I am refinishing an old school desk for a neighbor. I believe it is oak. I had to remove the old finish to remove the crudely drawn items on the desk.
What is the appropriate finish for this type of project?


----------



## mandatory66 (Jul 26, 2012)

If it will be used as a desk again, Wipe on poly.

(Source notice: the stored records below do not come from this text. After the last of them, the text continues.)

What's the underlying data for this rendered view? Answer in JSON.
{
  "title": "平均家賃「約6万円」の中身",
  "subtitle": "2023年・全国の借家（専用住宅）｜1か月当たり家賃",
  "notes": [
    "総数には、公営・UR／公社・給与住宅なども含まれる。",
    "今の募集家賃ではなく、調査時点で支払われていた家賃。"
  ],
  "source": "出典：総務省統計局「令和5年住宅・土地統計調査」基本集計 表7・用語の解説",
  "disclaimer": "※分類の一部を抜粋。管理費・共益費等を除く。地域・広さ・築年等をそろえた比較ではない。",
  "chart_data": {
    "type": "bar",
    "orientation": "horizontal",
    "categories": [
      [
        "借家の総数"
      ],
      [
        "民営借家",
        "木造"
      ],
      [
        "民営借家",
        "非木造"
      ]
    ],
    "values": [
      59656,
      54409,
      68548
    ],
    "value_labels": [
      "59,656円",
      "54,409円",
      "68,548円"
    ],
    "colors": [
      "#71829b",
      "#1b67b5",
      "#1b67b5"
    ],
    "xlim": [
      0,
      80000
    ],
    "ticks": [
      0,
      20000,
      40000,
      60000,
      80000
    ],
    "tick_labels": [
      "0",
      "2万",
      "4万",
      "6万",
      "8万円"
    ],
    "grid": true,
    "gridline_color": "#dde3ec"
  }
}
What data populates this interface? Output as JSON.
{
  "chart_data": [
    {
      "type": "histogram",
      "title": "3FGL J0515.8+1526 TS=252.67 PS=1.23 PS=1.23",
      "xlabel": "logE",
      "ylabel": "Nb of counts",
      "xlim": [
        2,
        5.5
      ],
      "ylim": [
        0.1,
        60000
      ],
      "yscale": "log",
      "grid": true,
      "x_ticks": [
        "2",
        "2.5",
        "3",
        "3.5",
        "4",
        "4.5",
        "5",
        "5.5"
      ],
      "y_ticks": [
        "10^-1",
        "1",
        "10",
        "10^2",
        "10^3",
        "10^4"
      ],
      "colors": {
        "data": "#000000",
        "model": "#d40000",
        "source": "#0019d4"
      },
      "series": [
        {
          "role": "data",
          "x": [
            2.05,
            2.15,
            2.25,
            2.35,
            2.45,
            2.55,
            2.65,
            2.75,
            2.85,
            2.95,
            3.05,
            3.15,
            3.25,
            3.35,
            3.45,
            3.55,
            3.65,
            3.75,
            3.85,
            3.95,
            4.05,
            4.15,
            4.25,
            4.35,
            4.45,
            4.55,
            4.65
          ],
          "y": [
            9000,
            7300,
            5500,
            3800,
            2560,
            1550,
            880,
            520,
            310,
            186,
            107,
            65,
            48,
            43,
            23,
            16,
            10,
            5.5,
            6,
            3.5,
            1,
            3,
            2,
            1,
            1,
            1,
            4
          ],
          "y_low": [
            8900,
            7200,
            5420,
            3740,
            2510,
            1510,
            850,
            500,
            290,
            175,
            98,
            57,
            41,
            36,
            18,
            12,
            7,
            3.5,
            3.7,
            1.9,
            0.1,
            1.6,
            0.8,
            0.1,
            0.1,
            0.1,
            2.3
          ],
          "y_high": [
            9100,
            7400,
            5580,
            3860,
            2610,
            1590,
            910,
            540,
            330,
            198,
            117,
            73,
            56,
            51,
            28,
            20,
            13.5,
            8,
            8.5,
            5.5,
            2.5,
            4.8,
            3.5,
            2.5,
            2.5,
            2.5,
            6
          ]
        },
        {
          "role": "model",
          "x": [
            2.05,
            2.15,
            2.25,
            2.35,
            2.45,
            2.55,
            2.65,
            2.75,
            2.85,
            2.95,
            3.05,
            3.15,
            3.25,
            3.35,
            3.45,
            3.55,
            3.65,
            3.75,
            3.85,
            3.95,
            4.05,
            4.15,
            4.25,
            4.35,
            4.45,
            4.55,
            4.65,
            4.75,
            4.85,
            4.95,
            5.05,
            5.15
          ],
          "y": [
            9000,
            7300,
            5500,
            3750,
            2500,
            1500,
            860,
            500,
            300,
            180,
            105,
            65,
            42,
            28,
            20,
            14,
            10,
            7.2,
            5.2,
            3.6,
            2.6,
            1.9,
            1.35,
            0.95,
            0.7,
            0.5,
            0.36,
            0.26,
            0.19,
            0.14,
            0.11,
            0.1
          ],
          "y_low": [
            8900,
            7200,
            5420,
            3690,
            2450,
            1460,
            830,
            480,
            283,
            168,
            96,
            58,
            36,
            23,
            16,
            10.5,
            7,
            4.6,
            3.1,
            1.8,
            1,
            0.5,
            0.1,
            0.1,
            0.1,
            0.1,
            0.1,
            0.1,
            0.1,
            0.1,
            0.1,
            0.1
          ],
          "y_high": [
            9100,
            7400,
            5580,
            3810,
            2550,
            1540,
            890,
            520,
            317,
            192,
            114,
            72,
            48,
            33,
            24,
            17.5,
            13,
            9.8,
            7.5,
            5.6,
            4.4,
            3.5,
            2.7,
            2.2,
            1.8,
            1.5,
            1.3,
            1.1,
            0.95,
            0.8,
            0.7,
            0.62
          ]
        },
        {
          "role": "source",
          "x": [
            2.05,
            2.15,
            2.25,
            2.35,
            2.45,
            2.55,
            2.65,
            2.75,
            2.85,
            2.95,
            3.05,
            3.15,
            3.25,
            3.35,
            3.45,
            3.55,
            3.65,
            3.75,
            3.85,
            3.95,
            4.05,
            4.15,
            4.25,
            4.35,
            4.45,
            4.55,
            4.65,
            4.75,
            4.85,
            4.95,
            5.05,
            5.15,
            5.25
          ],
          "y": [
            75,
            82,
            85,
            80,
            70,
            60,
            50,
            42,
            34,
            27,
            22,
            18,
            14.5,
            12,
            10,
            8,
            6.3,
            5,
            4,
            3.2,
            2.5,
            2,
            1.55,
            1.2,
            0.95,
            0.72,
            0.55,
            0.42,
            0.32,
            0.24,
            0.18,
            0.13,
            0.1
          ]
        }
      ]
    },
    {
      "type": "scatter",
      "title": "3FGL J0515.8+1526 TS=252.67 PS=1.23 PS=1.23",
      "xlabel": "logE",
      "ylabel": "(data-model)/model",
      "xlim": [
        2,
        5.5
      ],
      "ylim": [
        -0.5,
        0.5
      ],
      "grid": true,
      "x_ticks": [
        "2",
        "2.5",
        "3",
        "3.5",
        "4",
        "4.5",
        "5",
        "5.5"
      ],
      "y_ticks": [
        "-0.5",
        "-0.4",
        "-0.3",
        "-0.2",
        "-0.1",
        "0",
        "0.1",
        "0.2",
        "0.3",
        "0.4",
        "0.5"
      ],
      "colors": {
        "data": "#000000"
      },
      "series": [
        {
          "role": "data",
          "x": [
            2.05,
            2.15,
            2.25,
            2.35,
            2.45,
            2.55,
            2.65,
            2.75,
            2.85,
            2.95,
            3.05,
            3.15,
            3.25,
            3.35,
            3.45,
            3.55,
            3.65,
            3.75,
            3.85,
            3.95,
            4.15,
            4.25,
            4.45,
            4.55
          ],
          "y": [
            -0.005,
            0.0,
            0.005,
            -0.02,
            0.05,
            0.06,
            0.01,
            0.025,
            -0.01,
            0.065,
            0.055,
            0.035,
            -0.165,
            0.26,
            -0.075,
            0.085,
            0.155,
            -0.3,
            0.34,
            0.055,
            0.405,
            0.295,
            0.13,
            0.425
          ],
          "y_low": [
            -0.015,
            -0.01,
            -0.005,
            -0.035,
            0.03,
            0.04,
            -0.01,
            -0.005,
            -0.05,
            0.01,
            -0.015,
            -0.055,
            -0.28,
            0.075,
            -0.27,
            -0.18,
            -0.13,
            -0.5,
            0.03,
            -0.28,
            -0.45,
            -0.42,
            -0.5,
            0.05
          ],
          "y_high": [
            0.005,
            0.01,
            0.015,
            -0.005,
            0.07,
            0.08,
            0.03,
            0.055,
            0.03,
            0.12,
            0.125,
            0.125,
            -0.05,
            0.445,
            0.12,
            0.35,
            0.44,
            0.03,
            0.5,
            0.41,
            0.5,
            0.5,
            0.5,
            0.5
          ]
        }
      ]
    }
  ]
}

Durable & water resistant.


----------



## Sumdume (Aug 22, 2010)

Thanks


----------



## BillWhite (Jul 23, 2007)

How'd ya get the chewing gum off the bottom? )
Bill


----------



## Rick Dennington (Aug 27, 2009)

If you are taking it back down to the original oak, I would put a sanding sealer on it first, let it dry, sand it with 320 grit, blow it off with compressed air, then put a couple of coats of Watco Danish Oil (clear) on it, sanding in between coats…..After the last coat has dried (I'd wait about 24 hrs.), then I use a clear wipe-on poly, letting each coat dry, then sand in between coats till the last coat is put on…..I'd prolly put about 3-4 coats on. Once the last coat has dried good for about 24 hrs., I then use 600-800 wet/ dry sandpaper with Lemon oil to really give it a good smooth finish….... Here's a picture of a hall table I did, using this method…...It's oak, also….


----------



## Sumdume (Aug 22, 2010)

Thanks Folks, 
I was wondering if I should use shellac because I may not get all of the old finish off of some pieces.
Thankfully someone had already removed the gum. So I did not have to mess up my chisels.


----------



## Sumdume (Aug 22, 2010)

Rick D. The table looks great.


----------



## ClintSearl (Dec 8, 2011)

Forget the twelve step program. Two or three coats of either oil or waterborne poly will produce results just as good. After the first coat, knock down any nibs with 220 paper or maroon scotchbrite, followed by a couple full coats. Finish by rubbing out with 0000 steel wool lubed with paste wax. Polish with an old tee shirt. Have fun.


----------



## Finisherman (May 3, 2013)

Shellac would be an excellent choice for your desk, especially if it's a real antique. Is there a reason why you can't get all of the old finish off of some of the parts? In my experience, a methylene chloride based stripper will remove just about any common finish, provided that it's given enough time to do its job.


----------



## Sumdume (Aug 22, 2010)

Thanks Finisherman, 
I am using sand paper and card scrapers to remove the old finish and grime. I am concerned about missing some of the old finish due to the difficulty of getting into all the corners.
I did not even consider using a chemical stripping solution. I think that is because I am too used to sand paper. Besides, I thought strippers worked best on poles. LOL


----------